Important events in the second quarter of 2024

Marriott reported significant performance gains in Q2, with gross fee revenue reaching $1.34 billion, up 10.2% compared to Q2 2023. The company attributed the increase to higher RevPAR and unit growth. Adjusted EBITDA increased 8.6% year-over-year, reflecting solid operating performance.

However, challenges emerged. RevPAR in Greater China fell 4.6% due to macroeconomic headwinds, while interest costs rose significantly due to higher debt balances, weighing on net income. Additionally, RevPAR in leisure destinations in the US and Canada showed moderate growth, suggesting a potential plateau in travel demand in the region.

International growth remained exceptional, with RevPAR in international markets increasing by 7.4%. Asia Pacific, excluding China, led the growth with a significant 13% increase in RevPAR, reflecting the success of Marriott’s geographic expansion strategy. The development pipeline also continued to grow, now totaling approximately 559,000 rooms, including over 209,000 under development.

Marriott Bonvoy’s loyalty program also saw expansion, gaining more than 210 million members, thanks in part to new strategic partnerships like the one announced with Starbucks (Network 2.65%). The number of members linking their accounts has already exceeded expectations, further underlining the strength of the program.

Marriott continued to expand its brand portfolio, adding 15,500 net rooms and remaining the preferred choice of property owners. Technological advances and digital transformations were also key, with ongoing improvements to digital platforms such as the Marriott Bonvoy app.

Looking to the future

Management has narrowed its full-year 2024 RevPAR growth expectation to 3%-4% due to the slowdown in Greater China and a weaker outlook for U.S. and Canadian leisure travel. The net room growth target remains at 5.5%-6% by year-end. Looking ahead, the company expects adjusted earnings per share to be in the range of $9.23-$9.40 and adjusted EBITDA for the full year to be in the range of $4.95 billion-$5.015 billion.

Investors should keep a close eye on Marriott’s international growth, given its strong performance outside of China. Technological advances and the continued expansion and success of Marriott Bonvoy are also areas to watch.
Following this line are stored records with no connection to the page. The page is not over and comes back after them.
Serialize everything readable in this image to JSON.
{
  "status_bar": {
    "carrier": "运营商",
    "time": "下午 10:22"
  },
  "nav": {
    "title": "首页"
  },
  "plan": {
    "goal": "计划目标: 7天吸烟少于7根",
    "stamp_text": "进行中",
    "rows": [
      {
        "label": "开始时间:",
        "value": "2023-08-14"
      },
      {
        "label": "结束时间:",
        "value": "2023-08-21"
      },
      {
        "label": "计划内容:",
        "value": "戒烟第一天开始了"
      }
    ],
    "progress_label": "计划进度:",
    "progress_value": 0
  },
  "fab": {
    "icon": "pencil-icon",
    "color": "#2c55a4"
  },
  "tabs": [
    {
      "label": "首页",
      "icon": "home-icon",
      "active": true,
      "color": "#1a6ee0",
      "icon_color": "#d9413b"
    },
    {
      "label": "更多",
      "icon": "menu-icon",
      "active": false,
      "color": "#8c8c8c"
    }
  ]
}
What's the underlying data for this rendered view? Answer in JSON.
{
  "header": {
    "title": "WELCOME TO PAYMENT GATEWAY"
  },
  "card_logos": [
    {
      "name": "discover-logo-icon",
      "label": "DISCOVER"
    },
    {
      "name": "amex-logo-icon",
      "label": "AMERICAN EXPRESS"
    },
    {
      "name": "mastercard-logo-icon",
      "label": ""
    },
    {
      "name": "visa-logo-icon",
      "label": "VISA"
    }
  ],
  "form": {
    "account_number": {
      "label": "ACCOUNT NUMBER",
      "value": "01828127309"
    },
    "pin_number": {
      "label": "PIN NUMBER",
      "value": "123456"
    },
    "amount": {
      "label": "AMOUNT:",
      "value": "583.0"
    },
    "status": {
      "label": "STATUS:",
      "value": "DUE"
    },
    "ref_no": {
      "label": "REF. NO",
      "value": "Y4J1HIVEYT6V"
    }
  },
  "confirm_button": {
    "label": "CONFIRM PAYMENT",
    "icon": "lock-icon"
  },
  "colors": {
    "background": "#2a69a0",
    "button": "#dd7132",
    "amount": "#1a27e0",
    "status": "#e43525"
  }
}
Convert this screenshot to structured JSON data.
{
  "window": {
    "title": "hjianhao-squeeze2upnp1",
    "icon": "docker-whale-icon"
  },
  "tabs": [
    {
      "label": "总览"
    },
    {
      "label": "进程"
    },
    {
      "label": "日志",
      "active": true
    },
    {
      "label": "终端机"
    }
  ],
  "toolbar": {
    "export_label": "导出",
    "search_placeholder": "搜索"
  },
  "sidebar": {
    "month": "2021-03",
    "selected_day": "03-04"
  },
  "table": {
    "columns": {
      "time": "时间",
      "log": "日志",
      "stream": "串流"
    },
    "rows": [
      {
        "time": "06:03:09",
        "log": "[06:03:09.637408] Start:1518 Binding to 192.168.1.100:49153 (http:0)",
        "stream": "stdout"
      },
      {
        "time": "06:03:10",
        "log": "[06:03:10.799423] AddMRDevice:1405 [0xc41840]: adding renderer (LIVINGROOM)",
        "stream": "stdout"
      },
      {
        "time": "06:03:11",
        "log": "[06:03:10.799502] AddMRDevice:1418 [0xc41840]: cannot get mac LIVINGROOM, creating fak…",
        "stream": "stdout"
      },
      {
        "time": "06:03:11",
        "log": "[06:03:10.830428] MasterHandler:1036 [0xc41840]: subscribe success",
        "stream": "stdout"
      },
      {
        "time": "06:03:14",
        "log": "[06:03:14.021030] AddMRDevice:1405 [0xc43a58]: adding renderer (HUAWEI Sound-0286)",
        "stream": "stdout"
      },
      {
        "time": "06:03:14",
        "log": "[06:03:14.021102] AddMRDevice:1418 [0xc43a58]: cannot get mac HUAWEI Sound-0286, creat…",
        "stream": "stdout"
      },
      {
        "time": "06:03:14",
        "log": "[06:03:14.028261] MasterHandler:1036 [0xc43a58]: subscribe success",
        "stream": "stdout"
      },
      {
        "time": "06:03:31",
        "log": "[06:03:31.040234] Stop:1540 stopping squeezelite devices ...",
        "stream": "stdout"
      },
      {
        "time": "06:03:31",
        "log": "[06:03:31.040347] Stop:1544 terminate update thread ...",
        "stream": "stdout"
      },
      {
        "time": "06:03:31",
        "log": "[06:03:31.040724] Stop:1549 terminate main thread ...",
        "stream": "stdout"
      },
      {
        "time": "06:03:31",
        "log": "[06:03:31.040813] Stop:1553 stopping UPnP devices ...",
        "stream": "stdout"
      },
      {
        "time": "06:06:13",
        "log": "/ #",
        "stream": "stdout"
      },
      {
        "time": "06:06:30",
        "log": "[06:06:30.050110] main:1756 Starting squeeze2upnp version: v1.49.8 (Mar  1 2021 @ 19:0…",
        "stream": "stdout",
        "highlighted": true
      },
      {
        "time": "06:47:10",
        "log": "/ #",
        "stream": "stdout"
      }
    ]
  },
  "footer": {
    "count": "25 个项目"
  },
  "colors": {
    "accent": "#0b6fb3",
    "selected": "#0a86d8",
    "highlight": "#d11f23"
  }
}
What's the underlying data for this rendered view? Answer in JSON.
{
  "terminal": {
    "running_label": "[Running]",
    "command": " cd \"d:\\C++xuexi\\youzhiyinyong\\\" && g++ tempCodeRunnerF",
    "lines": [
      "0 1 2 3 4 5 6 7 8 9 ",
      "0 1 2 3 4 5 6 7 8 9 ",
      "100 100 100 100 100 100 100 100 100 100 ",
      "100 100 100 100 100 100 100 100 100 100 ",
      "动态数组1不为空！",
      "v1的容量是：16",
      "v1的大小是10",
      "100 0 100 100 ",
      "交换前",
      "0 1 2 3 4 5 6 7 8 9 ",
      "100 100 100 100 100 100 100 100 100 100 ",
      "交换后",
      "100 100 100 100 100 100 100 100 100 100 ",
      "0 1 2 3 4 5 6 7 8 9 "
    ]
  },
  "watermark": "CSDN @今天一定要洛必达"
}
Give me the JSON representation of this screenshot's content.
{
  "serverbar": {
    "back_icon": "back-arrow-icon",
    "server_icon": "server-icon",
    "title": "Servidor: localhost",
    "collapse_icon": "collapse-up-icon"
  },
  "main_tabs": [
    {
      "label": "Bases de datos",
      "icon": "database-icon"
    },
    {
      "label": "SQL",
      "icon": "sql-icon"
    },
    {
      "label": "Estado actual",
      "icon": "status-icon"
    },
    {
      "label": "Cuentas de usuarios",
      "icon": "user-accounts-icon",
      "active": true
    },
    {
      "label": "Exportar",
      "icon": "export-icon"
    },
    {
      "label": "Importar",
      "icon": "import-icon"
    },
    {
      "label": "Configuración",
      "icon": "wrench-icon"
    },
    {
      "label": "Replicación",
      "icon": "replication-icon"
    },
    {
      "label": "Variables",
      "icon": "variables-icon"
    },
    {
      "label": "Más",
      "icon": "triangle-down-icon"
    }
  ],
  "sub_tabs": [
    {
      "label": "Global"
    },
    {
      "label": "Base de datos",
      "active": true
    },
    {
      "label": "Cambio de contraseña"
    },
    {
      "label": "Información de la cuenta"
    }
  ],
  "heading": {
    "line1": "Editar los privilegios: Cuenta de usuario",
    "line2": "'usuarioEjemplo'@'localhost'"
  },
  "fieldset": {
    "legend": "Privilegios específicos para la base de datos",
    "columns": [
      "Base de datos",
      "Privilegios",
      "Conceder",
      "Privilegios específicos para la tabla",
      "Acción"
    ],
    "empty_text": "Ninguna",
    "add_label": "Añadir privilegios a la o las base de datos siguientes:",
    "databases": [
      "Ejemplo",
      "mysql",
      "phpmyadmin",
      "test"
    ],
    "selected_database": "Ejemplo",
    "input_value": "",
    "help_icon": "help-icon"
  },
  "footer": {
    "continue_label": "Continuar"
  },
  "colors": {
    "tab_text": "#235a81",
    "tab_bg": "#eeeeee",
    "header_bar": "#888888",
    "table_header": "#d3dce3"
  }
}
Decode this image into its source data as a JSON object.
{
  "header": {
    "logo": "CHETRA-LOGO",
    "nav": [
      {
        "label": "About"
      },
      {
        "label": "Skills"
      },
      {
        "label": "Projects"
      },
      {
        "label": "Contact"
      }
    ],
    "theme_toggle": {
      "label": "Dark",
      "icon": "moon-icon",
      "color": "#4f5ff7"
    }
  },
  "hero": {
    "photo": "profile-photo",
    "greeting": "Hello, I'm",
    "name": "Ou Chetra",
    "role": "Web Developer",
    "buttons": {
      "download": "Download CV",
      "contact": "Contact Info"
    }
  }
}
JesterAI is a Foolish AI, powered by various Large Language Models (LLMs) and Motley Fool’s proprietary systems. All articles published by JesterAI are reviewed by our editorial team, and The Motley Fool is ultimately responsible for the content of this article. JesterAI cannot own stocks, so it has no positions in any stocks mentioned. The Motley Fool has a position in and recommends Starbucks. The Motley Fool recommends Marriott International. The Motley Fool has a disclosure policy.